O projeto desenhado pelo governo dá uma solução diferente para o pré-sal. Ele escolhe o modelo de partilha para a exploração. Por ele, a empresa que fizer a perfuração receberá uma parcela do resultado para cobrir seus custos e, depois, a produção é dividida com o governo. Nesse caso, o setor público costuma pedir uma parcela elevada do produto, já que o risco para as empresas é muito baixo. O especialista em economia energética Edmar de Almeida, professor da UFRJ, diz que há vantagens na adoção desse sistema para o pré-sal. "A partilha é apropriada para regiões com baixo risco, porque as empresas tendem a aceitar uma divisão da produção que seja mais favorável ao governo", explica. A crítica ao modelo é que ele não estimula a eficiência, porque o pagamento pelo serviço de extração está garantido pelo setor público.
Estatal
A partilha implica que uma empresa estatal fará a gestão das reservas. A vantagem para o governo é que fica mais fácil recolher e direcionar a arrecadação. A princípio, uma parcela do dinheiro será colocada em um fundo social para investimentos nas áreas de educação e saúde. Outra parcela deve ser mantida fora do país, para que a entrada de dólares não sobrevalorize o real. "Agora vai depender do governo a manutenção uma estrutura pequena, como prometido, e com transparência", pondera Almeida.
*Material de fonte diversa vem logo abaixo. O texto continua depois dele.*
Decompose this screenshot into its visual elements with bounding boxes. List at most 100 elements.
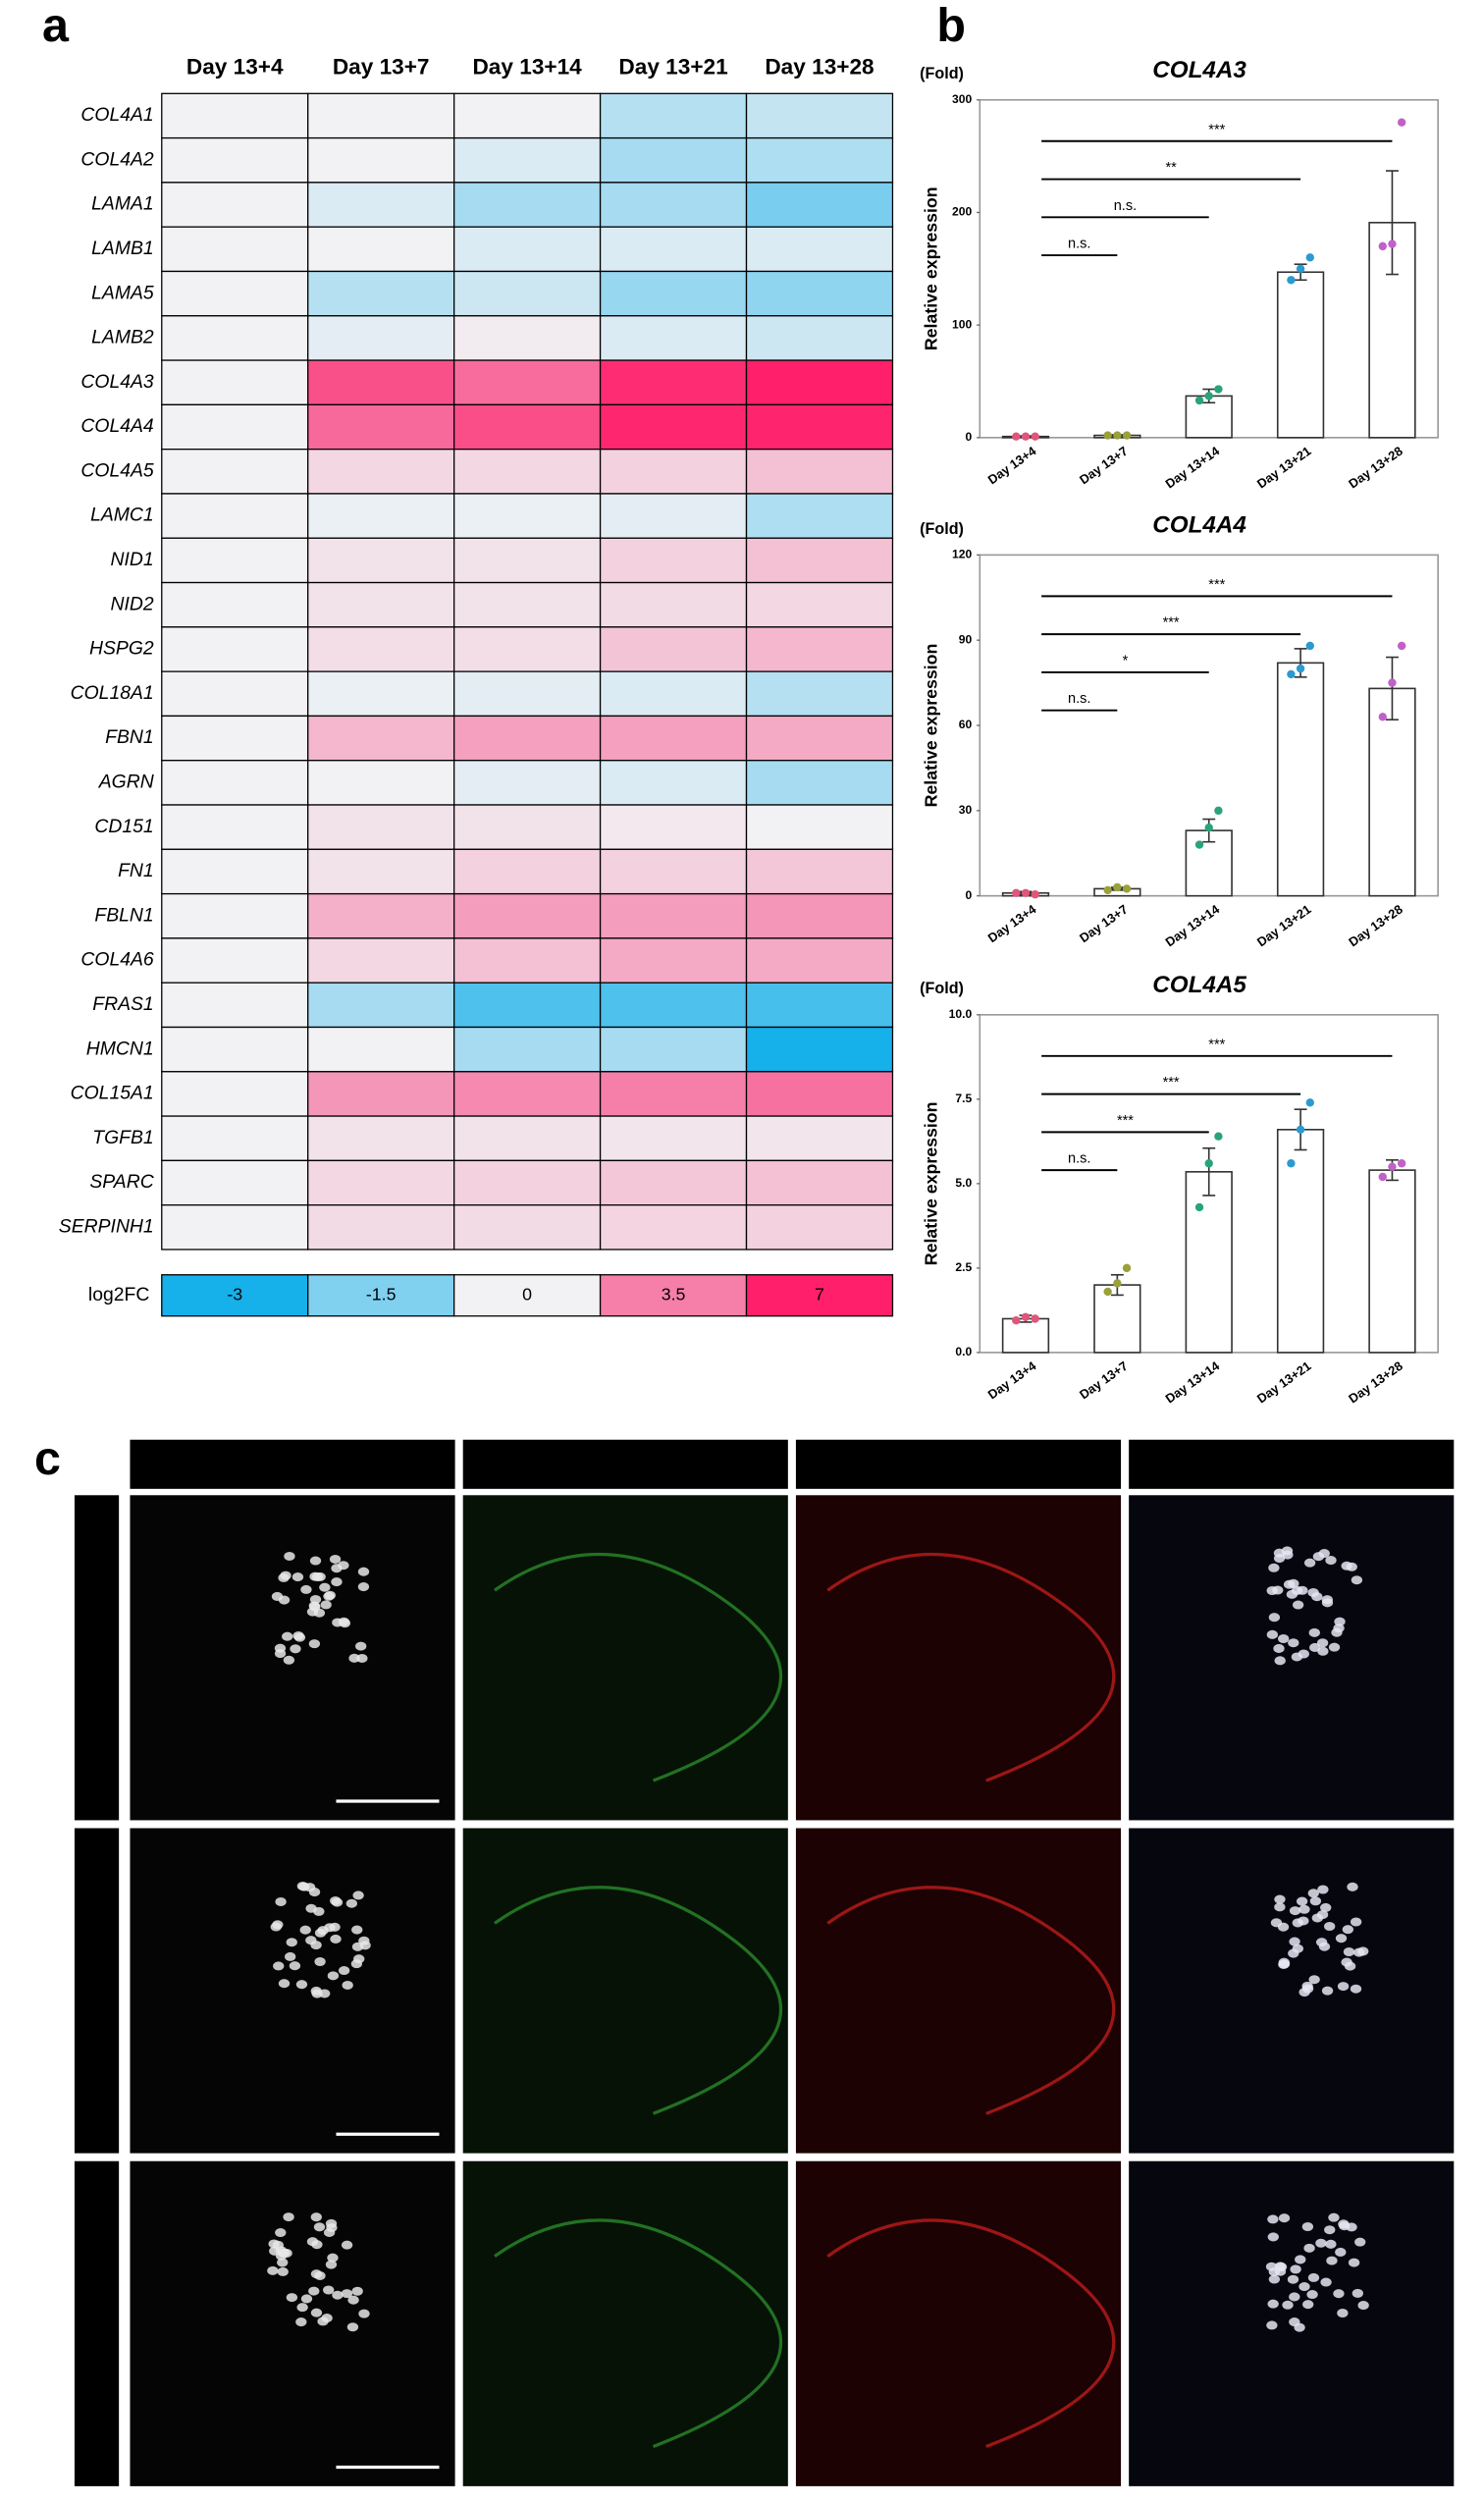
heatmap-cell bbox=[745, 804, 894, 850]
heatmap-cell bbox=[745, 403, 894, 451]
heatmap-cell bbox=[453, 1026, 602, 1073]
heatmap-cell bbox=[745, 715, 894, 762]
data-point bbox=[1204, 824, 1213, 832]
nucleus bbox=[1308, 1975, 1320, 1985]
row-label: FRAS1 bbox=[92, 993, 153, 1015]
x-tick-label: Day 13+7 bbox=[1077, 1358, 1131, 1403]
row-label: HSPG2 bbox=[89, 638, 154, 660]
heatmap-cell bbox=[453, 937, 602, 984]
bar bbox=[1368, 687, 1416, 897]
nucleus bbox=[345, 1898, 357, 1908]
nucleus bbox=[1333, 2289, 1345, 2299]
data-point bbox=[1296, 1125, 1305, 1135]
nucleus bbox=[1343, 1946, 1355, 1957]
nucleus bbox=[332, 2290, 344, 2300]
data-point bbox=[1031, 432, 1039, 441]
nucleus bbox=[1274, 1902, 1286, 1912]
membrane bbox=[494, 1552, 783, 1783]
y-tick-label: 5.0 bbox=[955, 1176, 972, 1190]
heatmap-cell bbox=[599, 760, 748, 806]
nucleus bbox=[323, 2285, 335, 2295]
heatmap-cell bbox=[745, 136, 894, 184]
data-point bbox=[1388, 1162, 1397, 1171]
nucleus bbox=[1289, 1906, 1301, 1916]
nucleus bbox=[1357, 1946, 1369, 1956]
nucleus bbox=[1325, 1556, 1337, 1566]
data-point bbox=[1397, 118, 1406, 127]
nucleus bbox=[1288, 1638, 1299, 1648]
data-point bbox=[1378, 713, 1387, 721]
nucleus bbox=[1325, 2239, 1337, 2249]
panel-label: c bbox=[34, 1432, 61, 1485]
heatmap-cell bbox=[161, 1026, 309, 1073]
nucleus bbox=[283, 2212, 294, 2222]
heatmap-cell bbox=[161, 403, 309, 451]
heatmap-cell bbox=[307, 804, 455, 850]
row-label: SERPINH1 bbox=[59, 1215, 154, 1237]
heatmap-cell bbox=[599, 493, 748, 539]
nucleus bbox=[325, 2260, 338, 2269]
heatmap-cell bbox=[307, 92, 455, 139]
data-point bbox=[1194, 840, 1204, 849]
heatmap-cell bbox=[745, 315, 894, 361]
row-label: COL4A3 bbox=[80, 371, 154, 393]
nucleus bbox=[1321, 1598, 1334, 1608]
heatmap-cell bbox=[307, 449, 455, 495]
data-point bbox=[1113, 431, 1122, 440]
nucleus bbox=[1342, 1925, 1353, 1935]
heatmap-cell bbox=[453, 760, 602, 806]
nucleus bbox=[310, 1941, 322, 1950]
nucleus bbox=[274, 1649, 287, 1659]
nucleus bbox=[319, 1582, 331, 1592]
x-tick-label: Day 13+28 bbox=[1346, 444, 1405, 492]
nucleus bbox=[1344, 1961, 1356, 1971]
y-tick-label: 60 bbox=[959, 718, 973, 731]
row-header-box bbox=[74, 2160, 120, 2486]
heatmap-cell bbox=[161, 1204, 309, 1251]
colorbar-tick-label: 7 bbox=[815, 1284, 824, 1304]
nucleus bbox=[338, 1965, 350, 1976]
nucleus bbox=[290, 1644, 301, 1654]
heatmap-cell bbox=[453, 848, 602, 895]
heatmap-cell bbox=[453, 182, 602, 228]
row-label: LAMA1 bbox=[91, 193, 154, 215]
error-bar bbox=[1385, 170, 1399, 276]
column-label: Day 13+28 bbox=[765, 54, 874, 79]
heatmap-cell bbox=[453, 315, 602, 361]
x-tick-label: Day 13+7 bbox=[1077, 444, 1131, 488]
nucleus bbox=[325, 2218, 338, 2228]
heatmap-cell bbox=[453, 537, 602, 584]
nucleus bbox=[1324, 1921, 1336, 1932]
data-point bbox=[1214, 385, 1223, 394]
data-point bbox=[1296, 664, 1305, 673]
data-point bbox=[1103, 885, 1112, 895]
row-label: FN1 bbox=[118, 860, 154, 881]
y-tick-label: 100 bbox=[952, 317, 972, 331]
membrane bbox=[826, 1552, 1116, 1783]
membrane bbox=[494, 1886, 783, 2115]
data-point bbox=[1122, 431, 1132, 440]
data-point bbox=[1287, 276, 1296, 285]
significance-label: ** bbox=[1165, 160, 1177, 176]
column-header: α2(IV) bbox=[915, 1445, 1002, 1480]
heatmap-cell bbox=[307, 537, 455, 584]
significance-label: *** bbox=[1208, 577, 1225, 593]
heatmap-cell bbox=[161, 1071, 309, 1117]
nucleus bbox=[282, 1631, 293, 1641]
nucleus bbox=[1291, 1585, 1303, 1595]
row-label: SPARC bbox=[89, 1171, 154, 1193]
heatmap-cell bbox=[307, 359, 455, 406]
nucleus bbox=[289, 1961, 301, 1971]
heatmap-cell bbox=[453, 226, 602, 273]
significance-label: *** bbox=[1208, 1037, 1225, 1052]
heatmap-cell bbox=[307, 1026, 455, 1073]
nucleus bbox=[272, 2240, 285, 2250]
y-tick-label: 300 bbox=[952, 92, 972, 106]
nucleus bbox=[1328, 1642, 1341, 1652]
nucleus bbox=[296, 2303, 308, 2313]
y-tick-label: 0.0 bbox=[955, 1345, 972, 1358]
nucleus bbox=[1266, 2320, 1278, 2330]
data-point bbox=[1194, 1202, 1204, 1212]
heatmap-cell bbox=[745, 270, 894, 317]
data-point bbox=[1122, 884, 1132, 893]
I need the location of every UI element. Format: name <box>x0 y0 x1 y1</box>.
O Estado também ganha músculos com o novo papel dado à Petrobras. O governo quer que ela seja operadora de todos os campos, com pelo menos 30% de participação nos consórcios. Assim, ela contratará sondas, comprará materiais e empregará a mão de obra demandada para a expansão da produção. "Há o risco de outras petroleiras não toparem essa condição porque estariam sujeitas aos custos da Petrobras. É um modelo para bancos e fundos de investimentos", analisa Adriano Pires. Na prática, os custos da produção de petróleo poderiam ser mais altos do que com várias empresas concorrendo para ver quem consegue ser mais rápido e eficiente.
Ideia é evitar "maldição"
Dentro do governo, o novo modelo para o pré-sal é tido como uma fórmula que evitará a "maldição do petróleo". Esse termo se refere a países onde a existência de riquezas naturais não se traduziu em desenvolvimento. Não são raros os exemplos de países que têm uma renda alta com a exportação do mineral e, ao mesmo tempo, péssimos números de educação, saúde e emprego. "A falta de desenvolvimento é notada em locais onde o petróleo causa uma disputa política para a apropriação da riqueza. Isso paralisa a evolução das instituições necessárias ao desenvolvimento", explica o economista Ronald Otto Hillbrecht, professor da Universidade Federal do Rio Grande do Sul (UFGRS),
Países com sistemas políticos deficitários têm dificuldade em canalizar os recursos provenientes do petróleo para projetos que beneficiem toda a sociedade. Hillbrecht lembra do caso da Venezuela, que até os anos 60 tinha um PIB per capita que equivalia a 80% do norte-americano e que hoje está em 25%. A discussão atual sobre os royalties do petróleo no país é um exemplo de como a riqueza leva a rachas políticos. Estados e municípios beneficiados com essa renda não querem perder a chance de ter os orçamentos vitaminados pelo pré-sal, como prevê o projeto do governo.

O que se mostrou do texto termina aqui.